If you have to store files (BLOB) in MS SQL Server database, you might consider using FILESTREAM (started from MS SQL Server 2008). This is essentially enabling FILESTREAM attribute of varbinary (max) type column. Some other setups are necessary prior to that.
FILESTREAM combines MS SQL Server with NTFS file system. Database is good at reading/writing/processing small pieces (rows and columns) of information scattered around in the database files while file system is good at reading/writing files as a whole. File system start performing better when the files are larger than 1 MB.
By combining the two you can get the best of the both worlds, like getting past the low max size limit of database BLOB and use max NTFS size, good streaming performance of file system, integration with structured data (transactional consistency), better fragmentation management, manageability (backups etc can be done together) etc.
However if you are doing frequent small updates FILESTREAM performs poor.
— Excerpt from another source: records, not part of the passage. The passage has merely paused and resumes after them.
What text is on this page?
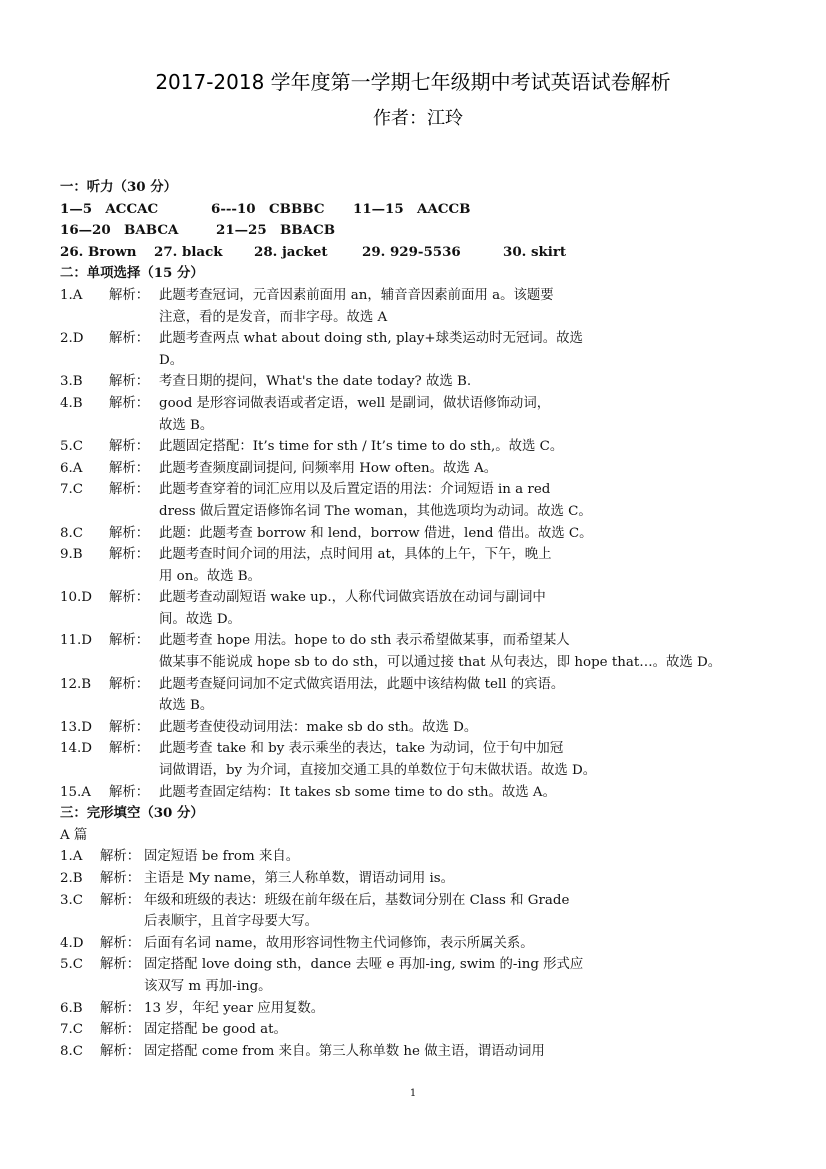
2017-2018 学年度第一学期七年级期中考试英语试卷解析
作者：江玲
一：听力（30 分）
1—5　ACCAC	6---10　CBBBC	11—15　AACCB
16—20　BABCA	21—25　BBACB
26. Brown	27. black	28. jacket	29. 929-5536	30. skirt
二：单项选择（15 分）
1.A	解析： 此题考查冠词，元音因素前面用 an，辅音音因素前面用 a。该题要
注意，看的是发音，而非字母。故选 A
2.D	解析： 此题考查两点 what about doing sth, play+球类运动时无冠词。故选
D。
3.B	解析： 考查日期的提问，What's the date today? 故选 B.
4.B	解析： good 是形容词做表语或者定语，well 是副词，做状语修饰动词，
故选 B。
5.C	解析： 此题固定搭配：It’s time for sth / It’s time to do sth,。故选 C。
6.A	解析： 此题考查频度副词提问, 问频率用 How often。故选 A。
7.C	解析： 此题考查穿着的词汇应用以及后置定语的用法：介词短语 in a red
dress 做后置定语修饰名词 The woman，其他选项均为动词。故选 C。
8.C	解析： 此题：此题考查 borrow 和 lend，borrow 借进，lend 借出。故选 C。
9.B	解析： 此题考查时间介词的用法，点时间用 at，具体的上午，下午，晚上
用 on。故选 B。
10.D	解析： 此题考查动副短语 wake up.，人称代词做宾语放在动词与副词中
间。故选 D。
11.D	解析： 此题考查 hope 用法。hope to do sth 表示希望做某事，而希望某人
做某事不能说成 hope sb to do sth，可以通过接 that 从句表达，即 hope that…。故选 D。
12.B	解析： 此题考查疑问词加不定式做宾语用法，此题中该结构做 tell 的宾语。
故选 B。
13.D	解析： 此题考查使役动词用法：make sb do sth。故选 D。
14.D	解析： 此题考查 take 和 by 表示乘坐的表达，take 为动词，位于句中加冠
词做谓语，by 为介词，直接加交通工具的单数位于句末做状语。故选 D。
15.A	解析： 此题考查固定结构：It takes sb some time to do sth。故选 A。
三：完形填空（30 分）
A 篇
1.A	解析： 固定短语 be from 来自。
2.B	解析： 主语是 My name，第三人称单数，谓语动词用 is。
3.C	解析： 年级和班级的表达：班级在前年级在后，基数词分别在 Class 和 Grade
后表顺宇，且首字母要大写。
4.D	解析： 后面有名词 name，故用形容词性物主代词修饰，表示所属关系。
5.C	解析： 固定搭配 love doing sth，dance 去哑 e 再加-ing, swim 的-ing 形式应
该双写 m 再加-ing。
6.B	解析： 13 岁，年纪 year 应用复数。
7.C	解析： 固定搭配 be good at。
8.C	解析： 固定搭配 come from 来自。第三人称单数 he 做主语，谓语动词用
1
This is because here it has to work more – guarantee transactional consistency as well write to file system that essentially creates/writes a new copy and delete the old one. It also takes more time to take backup.
FILESTREAM data can be accessed in two ways: standard Transact-SQL and by using Win32 APIs. If you want the best performance of File System you need to use Win32 APIs. There are provisions for the Win32 APIs to work within the context of database transaction.
FILESTREAM BLOBS use file system cache and does not use database buffer pool. This improves query processing and overall database performance.
However do note that certain features like Transparent Data Encryption (TDE) are not supported with FILESTREAM.
To summarize, if you are to save files 1 MB or larger in database that will be read a lot with few small updates and that a middle tier is available where you can use Win32 APIs for accessing them then FILESTREAM is a good choice.